Roberto Aguilar: Diana se levantó y anduvo

No tiene la más remota noción del concepto de lo público esta pésima funcionaria
Presentó la denuncia en papel membretado del Consejo Nacional Electoral. Fijó como domicilio judicial el casillero correspondiente al Consejo Nacional Electoral y pretendió registrar ante el juez, entre otras del mismo organismo, las direcciones electrónicas de la Asesoría Jurídica y de la Secretaría General del Consejo Nacional Electoral. Hizo firmar, como abogada suya, a la asesora jurídica del Consejo Nacional Electoral. Dijo comparecer por sus propio derechos “y como presidenta y representante legal del Consejo Nacional Electoral”. Toda una movilización de recursos públicos para que esta persona entablara denuncia personal contra un ciudadano de a pie sin gastar un centavo de su bolsillo. ¿No es esto peculado? Hasta la tinta y el papel los pagaron los contribuyentes. Pero esta mezquindad de caricatura, esta cicatería enfermiza del personaje de marras es la mejor de sus características personales.
Le pidieron que aclarara la denuncia: ¿la presenta por sus propios derechos o por los de la entidad que representa?, le preguntaron. Difícil le quedaba al Consejo Nacional Electoral hacerse pasar por víctima de la violencia de género: ¿es macho o hembra el Consejo Nacional Electoral? Le tocó admitir que era por cuenta propia. En ese momento debe haber experimentado una auténtica epifanía: de pronto comprendió que no era suya la secretaria del organismo de la que acababa de disponer para administrar su correspondencia; no era suya la asesora jurídica que hasta la víspera tomó por abogada de sus causas personales. ¡No era suyo el papel, no era suya la tinta! No era suya la oficinita con vistas al Pichincha o lo que fuese, de la que tanto se envanecía y no ha querido soltar ni aunque la arrastraran. Ahora no le quedaba más remedio que mandar a comprar papel y, cosa inaudita, ¡pagar un abogado!
No tiene la más remota noción del concepto de lo público esta pésima funcionaria. Cree que el servicio en las instituciones del Estado es la manera más segura de conseguirse un fuero.
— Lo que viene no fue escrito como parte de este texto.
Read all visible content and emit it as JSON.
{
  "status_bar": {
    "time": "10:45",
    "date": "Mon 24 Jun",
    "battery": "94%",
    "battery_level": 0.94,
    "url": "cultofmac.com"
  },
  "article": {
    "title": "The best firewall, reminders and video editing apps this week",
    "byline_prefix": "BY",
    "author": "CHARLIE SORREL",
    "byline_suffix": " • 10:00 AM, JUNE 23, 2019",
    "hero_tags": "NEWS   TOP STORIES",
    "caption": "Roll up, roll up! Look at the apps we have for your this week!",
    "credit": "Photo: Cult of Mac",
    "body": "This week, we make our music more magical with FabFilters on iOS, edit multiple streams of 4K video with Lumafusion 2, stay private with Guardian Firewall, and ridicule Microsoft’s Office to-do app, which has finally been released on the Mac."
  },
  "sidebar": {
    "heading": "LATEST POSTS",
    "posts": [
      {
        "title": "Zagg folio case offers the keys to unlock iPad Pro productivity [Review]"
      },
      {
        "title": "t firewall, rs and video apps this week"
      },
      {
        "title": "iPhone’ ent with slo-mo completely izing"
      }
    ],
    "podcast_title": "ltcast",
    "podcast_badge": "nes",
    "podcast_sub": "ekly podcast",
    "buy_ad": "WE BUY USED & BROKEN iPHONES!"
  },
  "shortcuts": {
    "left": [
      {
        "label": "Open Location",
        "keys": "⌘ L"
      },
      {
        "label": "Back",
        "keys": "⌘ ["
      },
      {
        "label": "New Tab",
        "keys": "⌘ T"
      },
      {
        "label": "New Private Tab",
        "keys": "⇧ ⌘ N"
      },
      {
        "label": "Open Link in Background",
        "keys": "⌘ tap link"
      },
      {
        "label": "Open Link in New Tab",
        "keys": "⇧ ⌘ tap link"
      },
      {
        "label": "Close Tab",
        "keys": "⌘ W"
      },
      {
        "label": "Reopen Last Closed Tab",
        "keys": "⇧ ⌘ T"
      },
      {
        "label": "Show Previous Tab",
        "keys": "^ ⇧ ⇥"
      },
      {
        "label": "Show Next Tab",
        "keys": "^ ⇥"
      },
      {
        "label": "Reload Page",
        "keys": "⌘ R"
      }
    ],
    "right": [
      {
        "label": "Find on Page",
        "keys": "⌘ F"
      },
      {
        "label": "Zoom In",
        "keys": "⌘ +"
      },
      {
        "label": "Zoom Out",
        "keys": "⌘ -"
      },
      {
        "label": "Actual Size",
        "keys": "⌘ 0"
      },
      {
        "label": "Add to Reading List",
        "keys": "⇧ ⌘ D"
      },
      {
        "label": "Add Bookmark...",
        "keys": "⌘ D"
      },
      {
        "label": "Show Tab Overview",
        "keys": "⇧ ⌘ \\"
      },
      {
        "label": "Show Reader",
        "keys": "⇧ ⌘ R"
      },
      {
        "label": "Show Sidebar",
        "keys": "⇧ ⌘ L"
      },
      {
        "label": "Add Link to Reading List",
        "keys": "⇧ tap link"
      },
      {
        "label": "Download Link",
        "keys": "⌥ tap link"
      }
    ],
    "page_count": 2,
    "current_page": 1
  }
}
Tanto más tratándose de una mujer, cuya intocabilidad está asegurada por la ley y por aquel viejo principio de la sabiduría popular que dice: a-la-mujer-no-se-la-toca-ni-con-el-pétalo-de-una-rosa, que es, cree ella, un postulado inclaudicable del feminismo radical. Ambas condiciones, la de funcionaria y la de mujer, piensa ella, le garantizan un espacio de impunidad total. Porque cree, además, que no hay diferencia entre sus necesidades y las del organismo que preside; entre sus deseos y los del Consejo Nacional Electoral; entre sus pulsiones más ruines y las de la dignidad que ocupa. Cree que si la presidenta del Consejo Nacional Electoral se tira un pedo, son los honorabilísimos gases del Consejo Nacional Electoral los que incordian las narices del personal presente. Así que todo el mundo tiene que aguantarse sin chistar.
Durante dos o tres decisivas elecciones se cometieron, en sus narices, las violaciones más aberrantes de la ley electoral y esta persona se hizo pasar por un cadáver. Un cadáver macho o hembra, para el caso es lo mismo. Pusilánime o pusilánima, obsecuente u obsecuenta, cómplice o cómpliza miserable y miserabla de los más avezados transgresores, no movió un dedo mientras hacían del Código de la Democracia letra muerta. Ella se abstuvo de denunciarlos. Hoy, cree relevante denunciar a quien la señala con el dedo y dice, como el niño de ‘Sexto sentido’: “I see dead people”. Al fin, Diana Atamaint se levanta y anda.